CSR-II (WSJ1) Sennheiser

Item Name: CSR-II (WSJ1) Sennheiser
Author(s): Linguistic Data Consortium, NIST Multimodal Information Group, Janet M. Baker
LDC Catalog No.: LDC94S13B
ISBN: 1-58563-031-4
ISLRN: 418-053-774-232-3
DOI: https://doi.org/10.35111/5jkw-xt28
Member Year(s): 1994, 1997
DCMI Type(s): Sound
Sample Type: 1-channel pcm compressed
Sample Rate: 16000
Data Source(s): microphone speech
Project(s): DARPA-CSR
Application(s): speech recognition
Language(s): English
Language ID(s): eng
License(s): LDC User Agreement for Non-Members
Online Documentation: LDC94S13B Documents
Licensing Instructions: Subscription & Standard Members, and Non-Members
Citation: Linguistic Data Consortium, NIST Multimodal Information Group, and Janet Baker. CSR-II (WSJ1) Sennheiser LDC94S13B. Web Download. Philadelphia: Linguistic Data Consortium, 1994.
Related Works: View

LDC94S13A - Complete CSR-II corpus

LDC94S13B - CSR-II Sennheiser speech

LDC94S13C - CSR-II Other speech

Data

The complete WSJ1 corpus contains approximately 78,000 training utterances (73 hours of speech), 4,000 of which are the result of spontaneous dictation by journalists with varying degrees of experience in dictation. The corpus contains approximately 8,200 conventional development test utterances (eight hours of speech), 6,800 of which are from spontaneous dictation. As with the pilot corpus, the entire corpus was collected using two microphones, so the amount of speech in the entire corpus is about 162 hours.

In early 1993, a Hub and Spoke test paradigm was designed, calling for eleven test sets, each a specific variation of the basic or hub condition.
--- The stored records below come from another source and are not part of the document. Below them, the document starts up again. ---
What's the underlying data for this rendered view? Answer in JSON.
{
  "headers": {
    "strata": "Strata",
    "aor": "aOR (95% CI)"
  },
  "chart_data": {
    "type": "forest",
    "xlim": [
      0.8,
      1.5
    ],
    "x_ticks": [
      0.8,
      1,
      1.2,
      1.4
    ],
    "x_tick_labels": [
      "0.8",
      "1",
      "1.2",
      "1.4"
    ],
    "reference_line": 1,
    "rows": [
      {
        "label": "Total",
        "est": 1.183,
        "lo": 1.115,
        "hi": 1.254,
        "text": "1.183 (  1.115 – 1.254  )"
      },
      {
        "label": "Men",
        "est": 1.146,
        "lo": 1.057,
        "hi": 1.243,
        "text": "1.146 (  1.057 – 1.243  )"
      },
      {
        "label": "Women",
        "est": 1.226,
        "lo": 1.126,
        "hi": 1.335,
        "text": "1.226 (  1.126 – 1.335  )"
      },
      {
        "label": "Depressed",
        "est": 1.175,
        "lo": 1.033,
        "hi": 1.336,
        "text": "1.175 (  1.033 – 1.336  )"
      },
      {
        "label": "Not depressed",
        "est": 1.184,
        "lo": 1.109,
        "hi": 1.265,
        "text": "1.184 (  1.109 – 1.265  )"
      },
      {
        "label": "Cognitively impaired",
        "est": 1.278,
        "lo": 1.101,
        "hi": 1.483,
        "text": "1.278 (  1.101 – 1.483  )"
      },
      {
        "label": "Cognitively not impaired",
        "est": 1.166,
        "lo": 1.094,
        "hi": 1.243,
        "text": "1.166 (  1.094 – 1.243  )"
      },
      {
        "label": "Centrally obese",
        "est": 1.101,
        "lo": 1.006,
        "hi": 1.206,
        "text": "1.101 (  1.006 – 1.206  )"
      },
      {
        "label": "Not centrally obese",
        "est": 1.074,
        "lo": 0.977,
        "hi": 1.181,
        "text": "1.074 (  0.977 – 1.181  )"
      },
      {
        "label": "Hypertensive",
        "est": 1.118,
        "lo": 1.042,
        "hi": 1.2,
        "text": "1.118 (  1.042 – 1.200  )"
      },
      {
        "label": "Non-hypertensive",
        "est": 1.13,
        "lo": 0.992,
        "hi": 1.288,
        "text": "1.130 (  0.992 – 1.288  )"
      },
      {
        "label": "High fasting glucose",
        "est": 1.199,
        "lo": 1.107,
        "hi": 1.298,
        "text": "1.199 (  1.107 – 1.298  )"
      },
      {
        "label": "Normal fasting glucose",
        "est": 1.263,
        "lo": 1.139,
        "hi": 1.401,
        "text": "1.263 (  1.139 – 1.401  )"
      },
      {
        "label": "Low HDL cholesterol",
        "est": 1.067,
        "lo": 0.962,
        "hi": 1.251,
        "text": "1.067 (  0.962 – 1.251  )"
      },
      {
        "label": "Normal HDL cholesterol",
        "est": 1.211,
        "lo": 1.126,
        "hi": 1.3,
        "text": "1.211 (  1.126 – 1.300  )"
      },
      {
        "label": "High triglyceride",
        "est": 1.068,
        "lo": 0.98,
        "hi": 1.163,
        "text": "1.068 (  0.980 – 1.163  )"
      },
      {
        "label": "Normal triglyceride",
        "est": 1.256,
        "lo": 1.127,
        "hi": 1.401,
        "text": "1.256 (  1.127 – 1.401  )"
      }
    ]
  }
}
The eleven Hub and Spoke Development and Evaluation Test sets each contain approximately 7,500 waveforms (eleven hours of speech).

WSJ1 waveforms have been compressed by about 2:1 using the SPHERE-embedded Shorten compression algorithm developed at Cambridge University.

Updates

Please note that even tho the file wsj1/doc/lng_modl/base_lm/tcb20onp.z (WSJ1/DOC/LNG_MODL/BASE_LM/TCB20ONP.Z on a Windows OS) has the .z extension, it is not a compressed file. In order to use the file, simply ignore the .z extension.